CHITTAGONG – Bangladeshi-based denim manufacturer, Mostafiz Uddin, has urged European and US governments to re-open fashion stores – suggesting constant lockdowns are decimating supply chains in Asia and leading to job losses, hunger and destitution among garment workers.
The Denim Expert owner’s letter, re-printed in full here, has now gone viral and – we are reliably told by our German contacts – even reached the eyes of German Chancellor, Angela Merkel.
The gist of Uddin’s argument is that the huge impact of lockdowns on the Bangladeshi economy – which is more than 80 per cent dependent on garments for its exports – is in danger of creating a humanitarian crisis in the country. He says there is also confusion among suppliers – and their customers – that many ‘non-essential’ stores remain open in Europe and the US.
The letter is re-printed in full below (the thoughts of readers on this emotive subject are welcome):
I am writing this open letter to flag certain aspects relating to Bangladesh and its trading partners in Europe, UK and the US – and beyond. This letter is aimed at government ministers in the key trading partners of Bangladesh.
We are all aware of the ways the coronavirus has significantly altered the trading landscape and consequently orders have inevitably been reduced to Asian garment manufacturing hubs, such as our own in Bangladesh.
Yet, for apparel manufacturers in Bangladesh, the situation has now reached a critical stage. The continuing lockdowns in Europe, UK and the US – our two main trading partners – are killing industry in Bangladesh, leading to hundreds of thousands of job losses, sharp rises in poverty and destitution for young women who rely on this industry as a lifeline. Literally, hundreds of factories in the industry are dying; and most of those may never come back to operation.
Many countries in Europe, UK as well as the US closed fashion stores before Christmas. Those are yet to re-open. Meanwhile, I understand, many other stores remain open – even some which might be deemed non-essential.

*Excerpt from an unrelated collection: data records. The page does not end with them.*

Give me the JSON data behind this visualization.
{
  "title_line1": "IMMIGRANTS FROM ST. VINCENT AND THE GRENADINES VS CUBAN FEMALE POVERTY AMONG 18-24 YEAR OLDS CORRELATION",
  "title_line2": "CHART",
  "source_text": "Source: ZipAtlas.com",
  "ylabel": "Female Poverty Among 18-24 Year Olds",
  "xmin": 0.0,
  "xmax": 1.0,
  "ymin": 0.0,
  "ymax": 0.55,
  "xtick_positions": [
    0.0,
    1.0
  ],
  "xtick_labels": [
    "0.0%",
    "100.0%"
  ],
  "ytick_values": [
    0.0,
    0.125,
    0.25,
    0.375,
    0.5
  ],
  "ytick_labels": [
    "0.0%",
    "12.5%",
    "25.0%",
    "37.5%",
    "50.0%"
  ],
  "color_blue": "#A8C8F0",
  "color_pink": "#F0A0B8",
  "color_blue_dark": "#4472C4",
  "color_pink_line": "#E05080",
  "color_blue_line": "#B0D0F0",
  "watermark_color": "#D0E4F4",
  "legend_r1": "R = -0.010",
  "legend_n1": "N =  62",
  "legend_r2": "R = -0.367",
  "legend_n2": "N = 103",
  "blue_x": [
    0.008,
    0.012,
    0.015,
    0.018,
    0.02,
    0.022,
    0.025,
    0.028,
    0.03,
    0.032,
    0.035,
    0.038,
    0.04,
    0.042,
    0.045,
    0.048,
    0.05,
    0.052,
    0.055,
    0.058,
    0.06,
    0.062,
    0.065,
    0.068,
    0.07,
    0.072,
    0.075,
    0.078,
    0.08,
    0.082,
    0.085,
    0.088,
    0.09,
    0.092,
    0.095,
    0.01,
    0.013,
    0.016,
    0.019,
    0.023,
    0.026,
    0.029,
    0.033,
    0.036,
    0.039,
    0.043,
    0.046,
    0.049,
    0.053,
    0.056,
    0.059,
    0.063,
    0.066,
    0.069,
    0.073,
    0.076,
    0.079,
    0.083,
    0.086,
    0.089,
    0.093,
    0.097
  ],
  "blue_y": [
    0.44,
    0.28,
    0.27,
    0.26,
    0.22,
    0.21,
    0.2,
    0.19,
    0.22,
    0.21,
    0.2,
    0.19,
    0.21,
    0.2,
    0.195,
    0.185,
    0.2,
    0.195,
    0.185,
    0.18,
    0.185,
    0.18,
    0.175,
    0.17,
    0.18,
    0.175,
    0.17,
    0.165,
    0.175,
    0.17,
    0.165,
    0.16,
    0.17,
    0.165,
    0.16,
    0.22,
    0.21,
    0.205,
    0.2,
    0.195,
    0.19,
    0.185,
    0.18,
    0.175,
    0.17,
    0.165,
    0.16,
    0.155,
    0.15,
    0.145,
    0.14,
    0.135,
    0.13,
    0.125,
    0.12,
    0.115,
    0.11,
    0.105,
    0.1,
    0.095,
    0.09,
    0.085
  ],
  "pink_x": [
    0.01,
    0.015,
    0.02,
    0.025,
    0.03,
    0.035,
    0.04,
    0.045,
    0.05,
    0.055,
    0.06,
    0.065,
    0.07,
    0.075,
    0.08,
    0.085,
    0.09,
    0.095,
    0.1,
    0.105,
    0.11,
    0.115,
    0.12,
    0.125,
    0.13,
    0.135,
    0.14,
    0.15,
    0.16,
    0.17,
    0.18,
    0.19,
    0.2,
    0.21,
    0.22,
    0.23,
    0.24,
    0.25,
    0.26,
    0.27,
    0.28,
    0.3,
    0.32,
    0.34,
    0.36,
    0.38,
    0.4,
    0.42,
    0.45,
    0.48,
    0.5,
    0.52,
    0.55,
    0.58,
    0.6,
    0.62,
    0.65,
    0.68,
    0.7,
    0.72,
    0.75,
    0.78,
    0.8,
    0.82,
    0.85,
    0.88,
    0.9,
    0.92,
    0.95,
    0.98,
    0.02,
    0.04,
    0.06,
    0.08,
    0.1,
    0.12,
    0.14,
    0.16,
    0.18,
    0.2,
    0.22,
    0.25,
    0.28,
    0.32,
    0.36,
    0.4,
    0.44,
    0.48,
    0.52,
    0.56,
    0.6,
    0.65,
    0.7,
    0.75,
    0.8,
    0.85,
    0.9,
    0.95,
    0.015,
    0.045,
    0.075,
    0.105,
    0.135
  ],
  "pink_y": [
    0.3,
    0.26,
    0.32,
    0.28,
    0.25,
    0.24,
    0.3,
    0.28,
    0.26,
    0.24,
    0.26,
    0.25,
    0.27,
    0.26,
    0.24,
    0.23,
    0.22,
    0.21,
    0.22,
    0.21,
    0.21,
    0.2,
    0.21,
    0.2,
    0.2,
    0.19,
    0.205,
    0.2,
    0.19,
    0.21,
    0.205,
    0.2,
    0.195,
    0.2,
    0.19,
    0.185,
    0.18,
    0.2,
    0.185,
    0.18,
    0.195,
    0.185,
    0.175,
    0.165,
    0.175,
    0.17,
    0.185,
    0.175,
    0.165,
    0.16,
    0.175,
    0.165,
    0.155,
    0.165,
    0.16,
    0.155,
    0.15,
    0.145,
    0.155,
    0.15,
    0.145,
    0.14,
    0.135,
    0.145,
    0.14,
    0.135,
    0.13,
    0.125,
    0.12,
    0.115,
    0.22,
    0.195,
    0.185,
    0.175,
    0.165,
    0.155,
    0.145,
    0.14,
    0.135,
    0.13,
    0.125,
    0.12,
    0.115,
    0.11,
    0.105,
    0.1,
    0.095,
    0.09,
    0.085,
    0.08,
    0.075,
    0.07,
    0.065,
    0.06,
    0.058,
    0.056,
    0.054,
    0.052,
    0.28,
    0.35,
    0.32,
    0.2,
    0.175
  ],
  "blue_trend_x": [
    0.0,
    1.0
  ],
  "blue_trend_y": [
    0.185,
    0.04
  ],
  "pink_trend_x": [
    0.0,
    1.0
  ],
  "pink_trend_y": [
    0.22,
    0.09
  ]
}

While it is absolutely a matter of sovereign choice of the any Government and State, I wonder if the consequences in far-away place called Bangladesh impacting the existence of millions of poor people who form essential part of the supply chain ending would merit consideration?
Given the complexity and seriousness, I may most humbly urge governments in the UK, US and Europe to re-consider the current stance on the closure of fashion stores, as a matter of urgency. Many stores, I am told, have implemented major safety changes, including one-way systems for customers. As suppliers, we are confused as to why they remain closed in these circumstances.

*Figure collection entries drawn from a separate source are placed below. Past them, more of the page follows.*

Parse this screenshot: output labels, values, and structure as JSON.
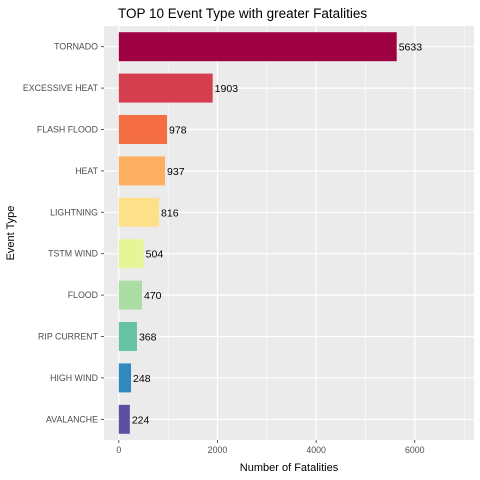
{
  "chart_data": {
    "type": "bar",
    "orientation": "horizontal",
    "title": "TOP 10 Event Type with greater Fatalities",
    "xlabel": "Number of Fatalities",
    "ylabel": "Event Type",
    "categories": [
      "TORNADO",
      "EXCESSIVE HEAT",
      "FLASH FLOOD",
      "HEAT",
      "LIGHTNING",
      "TSTM WIND",
      "FLOOD",
      "RIP CURRENT",
      "HIGH WIND",
      "AVALANCHE"
    ],
    "values": [
      5633,
      1903,
      978,
      937,
      816,
      504,
      470,
      368,
      248,
      224
    ],
    "data_labels": [
      "5633",
      "1903",
      "978",
      "937",
      "816",
      "504",
      "470",
      "368",
      "248",
      "224"
    ],
    "colors": [
      "#9E0142",
      "#D53E4F",
      "#F46D43",
      "#FDAE61",
      "#FEE08B",
      "#E6F598",
      "#ABDDA4",
      "#66C2A5",
      "#3288BD",
      "#5E4FA2"
    ],
    "x_ticks": [
      "0",
      "2000",
      "4000",
      "6000"
    ],
    "xlim": [
      -300,
      7200
    ],
    "grid": true,
    "panel_background": "#EBEBEB",
    "legend": "none"
  }
}
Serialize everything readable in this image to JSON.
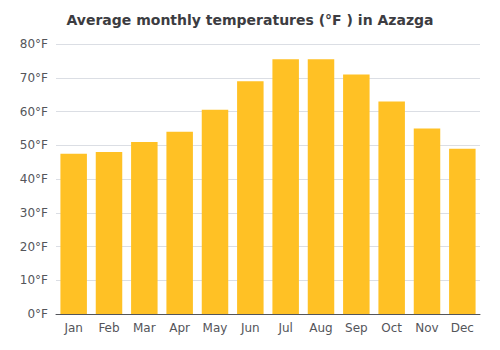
{
  "chart_data": {
    "type": "bar",
    "title": "Average monthly temperatures (°F ) in Azazga",
    "categories": [
      "Jan",
      "Feb",
      "Mar",
      "Apr",
      "May",
      "Jun",
      "Jul",
      "Aug",
      "Sep",
      "Oct",
      "Nov",
      "Dec"
    ],
    "values": [
      47.5,
      48.0,
      51.0,
      54.0,
      60.5,
      69.0,
      75.5,
      75.5,
      71.0,
      63.0,
      55.0,
      49.0
    ],
    "color": "#FFC125",
    "ylim": [
      0,
      80
    ],
    "yticks": [
      {
        "value": 0,
        "label": "0°F"
      },
      {
        "value": 10,
        "label": "10°F"
      },
      {
        "value": 20,
        "label": "20°F"
      },
      {
        "value": 30,
        "label": "30°F"
      },
      {
        "value": 40,
        "label": "40°F"
      },
      {
        "value": 50,
        "label": "50°F"
      },
      {
        "value": 60,
        "label": "60°F"
      },
      {
        "value": 70,
        "label": "70°F"
      },
      {
        "value": 80,
        "label": "80°F"
      }
    ],
    "grid": true
  }
}
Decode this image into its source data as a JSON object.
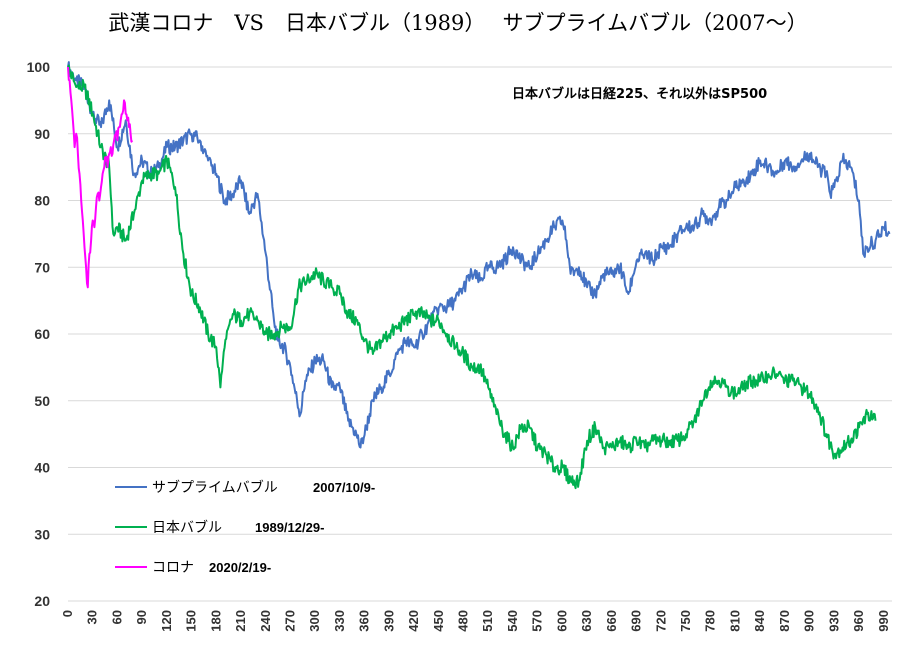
{
  "chart_data": {
    "type": "line",
    "title": "武漢コロナ　VS　日本バブル（1989）　 サブプライムバブル（2007～）",
    "annotation": "日本バブルは日経225、それ以外はSP500",
    "xlabel": "",
    "ylabel": "",
    "xlim": [
      0,
      1000
    ],
    "ylim": [
      20,
      100
    ],
    "yticks": [
      20,
      30,
      40,
      50,
      60,
      70,
      80,
      90,
      100
    ],
    "xticks": [
      0,
      30,
      60,
      90,
      120,
      150,
      180,
      210,
      240,
      270,
      300,
      330,
      360,
      390,
      420,
      450,
      480,
      510,
      540,
      570,
      600,
      630,
      660,
      690,
      720,
      750,
      780,
      810,
      840,
      870,
      900,
      930,
      960,
      990
    ],
    "grid": "horizontal",
    "legend_position": "bottom-left",
    "series": [
      {
        "name": "サブプライムバブル",
        "date_label": "2007/10/9-",
        "color": "#4472C4",
        "points": [
          [
            0,
            100
          ],
          [
            10,
            98
          ],
          [
            20,
            97
          ],
          [
            30,
            93
          ],
          [
            40,
            91
          ],
          [
            50,
            95
          ],
          [
            60,
            88
          ],
          [
            70,
            92
          ],
          [
            80,
            84
          ],
          [
            90,
            86
          ],
          [
            100,
            84
          ],
          [
            110,
            85
          ],
          [
            120,
            88
          ],
          [
            130,
            88
          ],
          [
            140,
            89
          ],
          [
            150,
            90
          ],
          [
            160,
            89
          ],
          [
            170,
            86
          ],
          [
            180,
            84
          ],
          [
            190,
            80
          ],
          [
            200,
            81
          ],
          [
            210,
            83
          ],
          [
            220,
            78
          ],
          [
            230,
            81
          ],
          [
            240,
            72
          ],
          [
            250,
            62
          ],
          [
            255,
            59
          ],
          [
            262,
            58
          ],
          [
            270,
            55
          ],
          [
            278,
            50
          ],
          [
            282,
            48
          ],
          [
            288,
            53
          ],
          [
            300,
            56
          ],
          [
            310,
            56
          ],
          [
            320,
            52
          ],
          [
            330,
            52
          ],
          [
            340,
            47
          ],
          [
            350,
            45
          ],
          [
            355,
            43
          ],
          [
            362,
            46
          ],
          [
            370,
            50
          ],
          [
            380,
            52
          ],
          [
            390,
            54
          ],
          [
            400,
            57
          ],
          [
            410,
            59
          ],
          [
            420,
            58
          ],
          [
            430,
            60
          ],
          [
            440,
            62
          ],
          [
            450,
            64
          ],
          [
            460,
            64
          ],
          [
            470,
            65
          ],
          [
            480,
            67
          ],
          [
            490,
            69
          ],
          [
            500,
            68
          ],
          [
            510,
            70
          ],
          [
            520,
            70
          ],
          [
            530,
            71
          ],
          [
            540,
            73
          ],
          [
            550,
            71
          ],
          [
            560,
            70
          ],
          [
            570,
            72
          ],
          [
            580,
            74
          ],
          [
            590,
            76
          ],
          [
            600,
            77
          ],
          [
            605,
            74
          ],
          [
            610,
            69
          ],
          [
            620,
            70
          ],
          [
            630,
            67
          ],
          [
            640,
            66
          ],
          [
            650,
            69
          ],
          [
            660,
            69
          ],
          [
            670,
            70
          ],
          [
            680,
            66
          ],
          [
            690,
            71
          ],
          [
            700,
            72
          ],
          [
            710,
            71
          ],
          [
            720,
            73
          ],
          [
            730,
            73
          ],
          [
            740,
            75
          ],
          [
            750,
            76
          ],
          [
            760,
            76
          ],
          [
            770,
            78
          ],
          [
            780,
            77
          ],
          [
            790,
            79
          ],
          [
            800,
            80
          ],
          [
            810,
            82
          ],
          [
            820,
            83
          ],
          [
            830,
            84
          ],
          [
            840,
            86
          ],
          [
            850,
            85
          ],
          [
            860,
            84
          ],
          [
            870,
            86
          ],
          [
            880,
            85
          ],
          [
            890,
            86
          ],
          [
            900,
            87
          ],
          [
            910,
            85
          ],
          [
            920,
            84
          ],
          [
            925,
            81
          ],
          [
            930,
            82
          ],
          [
            940,
            86
          ],
          [
            950,
            85
          ],
          [
            960,
            80
          ],
          [
            965,
            72
          ],
          [
            970,
            73
          ],
          [
            980,
            74
          ],
          [
            990,
            76
          ],
          [
            997,
            75
          ]
        ]
      },
      {
        "name": "日本バブル",
        "date_label": "1989/12/29-",
        "color": "#00B050",
        "points": [
          [
            0,
            100
          ],
          [
            10,
            97
          ],
          [
            20,
            97
          ],
          [
            30,
            93
          ],
          [
            40,
            88
          ],
          [
            50,
            85
          ],
          [
            55,
            75
          ],
          [
            60,
            76
          ],
          [
            70,
            74
          ],
          [
            80,
            78
          ],
          [
            90,
            83
          ],
          [
            100,
            84
          ],
          [
            110,
            84
          ],
          [
            120,
            86
          ],
          [
            130,
            82
          ],
          [
            140,
            72
          ],
          [
            150,
            66
          ],
          [
            160,
            64
          ],
          [
            170,
            60
          ],
          [
            180,
            58
          ],
          [
            185,
            52
          ],
          [
            190,
            58
          ],
          [
            200,
            63
          ],
          [
            210,
            62
          ],
          [
            220,
            63
          ],
          [
            230,
            62
          ],
          [
            240,
            60
          ],
          [
            250,
            60
          ],
          [
            260,
            61
          ],
          [
            270,
            61
          ],
          [
            280,
            67
          ],
          [
            290,
            68
          ],
          [
            300,
            69
          ],
          [
            310,
            68
          ],
          [
            320,
            67
          ],
          [
            330,
            66
          ],
          [
            340,
            63
          ],
          [
            350,
            62
          ],
          [
            360,
            59
          ],
          [
            370,
            57
          ],
          [
            380,
            59
          ],
          [
            390,
            60
          ],
          [
            400,
            61
          ],
          [
            410,
            62
          ],
          [
            420,
            63
          ],
          [
            430,
            63
          ],
          [
            440,
            62
          ],
          [
            450,
            62
          ],
          [
            460,
            60
          ],
          [
            470,
            58
          ],
          [
            480,
            57
          ],
          [
            490,
            55
          ],
          [
            500,
            55
          ],
          [
            510,
            52
          ],
          [
            520,
            48
          ],
          [
            530,
            45
          ],
          [
            540,
            43
          ],
          [
            550,
            46
          ],
          [
            560,
            46
          ],
          [
            570,
            43
          ],
          [
            580,
            42
          ],
          [
            590,
            40
          ],
          [
            600,
            40
          ],
          [
            610,
            38
          ],
          [
            620,
            38
          ],
          [
            630,
            44
          ],
          [
            640,
            46
          ],
          [
            650,
            43
          ],
          [
            660,
            43
          ],
          [
            670,
            44
          ],
          [
            680,
            43
          ],
          [
            690,
            44
          ],
          [
            700,
            43
          ],
          [
            710,
            44
          ],
          [
            720,
            44
          ],
          [
            730,
            44
          ],
          [
            740,
            44
          ],
          [
            750,
            45
          ],
          [
            760,
            47
          ],
          [
            770,
            50
          ],
          [
            780,
            53
          ],
          [
            790,
            53
          ],
          [
            800,
            52
          ],
          [
            810,
            51
          ],
          [
            820,
            52
          ],
          [
            830,
            53
          ],
          [
            840,
            53
          ],
          [
            850,
            54
          ],
          [
            860,
            54
          ],
          [
            870,
            53
          ],
          [
            880,
            53
          ],
          [
            890,
            52
          ],
          [
            900,
            51
          ],
          [
            910,
            49
          ],
          [
            920,
            45
          ],
          [
            930,
            42
          ],
          [
            940,
            43
          ],
          [
            950,
            44
          ],
          [
            960,
            46
          ],
          [
            970,
            48
          ],
          [
            980,
            47
          ]
        ]
      },
      {
        "name": "コロナ",
        "date_label": "2020/2/19-",
        "color": "#FF00FF",
        "points": [
          [
            0,
            100
          ],
          [
            2,
            98
          ],
          [
            4,
            95
          ],
          [
            6,
            92
          ],
          [
            8,
            88
          ],
          [
            10,
            90
          ],
          [
            12,
            87
          ],
          [
            14,
            84
          ],
          [
            16,
            80
          ],
          [
            18,
            77
          ],
          [
            20,
            73
          ],
          [
            22,
            70
          ],
          [
            24,
            67
          ],
          [
            26,
            72
          ],
          [
            28,
            74
          ],
          [
            30,
            77
          ],
          [
            32,
            76
          ],
          [
            34,
            79
          ],
          [
            36,
            81
          ],
          [
            38,
            80
          ],
          [
            40,
            82
          ],
          [
            42,
            84
          ],
          [
            44,
            85
          ],
          [
            46,
            86
          ],
          [
            48,
            85
          ],
          [
            50,
            87
          ],
          [
            52,
            88
          ],
          [
            54,
            87
          ],
          [
            56,
            89
          ],
          [
            58,
            90
          ],
          [
            60,
            89
          ],
          [
            62,
            91
          ],
          [
            64,
            92
          ],
          [
            66,
            93
          ],
          [
            68,
            95
          ],
          [
            70,
            93
          ],
          [
            72,
            92
          ],
          [
            74,
            91
          ],
          [
            76,
            90
          ],
          [
            78,
            89
          ]
        ]
      }
    ]
  }
}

While I do understand the urgency to fully contain the impact of the deadly virus, I may humbly underline that, in Bangladesh, the impact of the virus is deadlier in its own way. For certain, so many of our workers, largely female, stand to slide rapidly to a complex web of poverty – inequality – vulnerability. These young women are hugely dependent on apparel exports to stores in Europe and beyond.
If things slide further for Bangladesh, I have grave concerns of a humanitarian crisis. RMG is our major export – we are more than 80 per cent dependent on garment exports. We have had 12-months of the tap being turned on and off for this export and it is, quite literally, ruining us. I have grave fears if apparel stores remain closed through spring and beyond.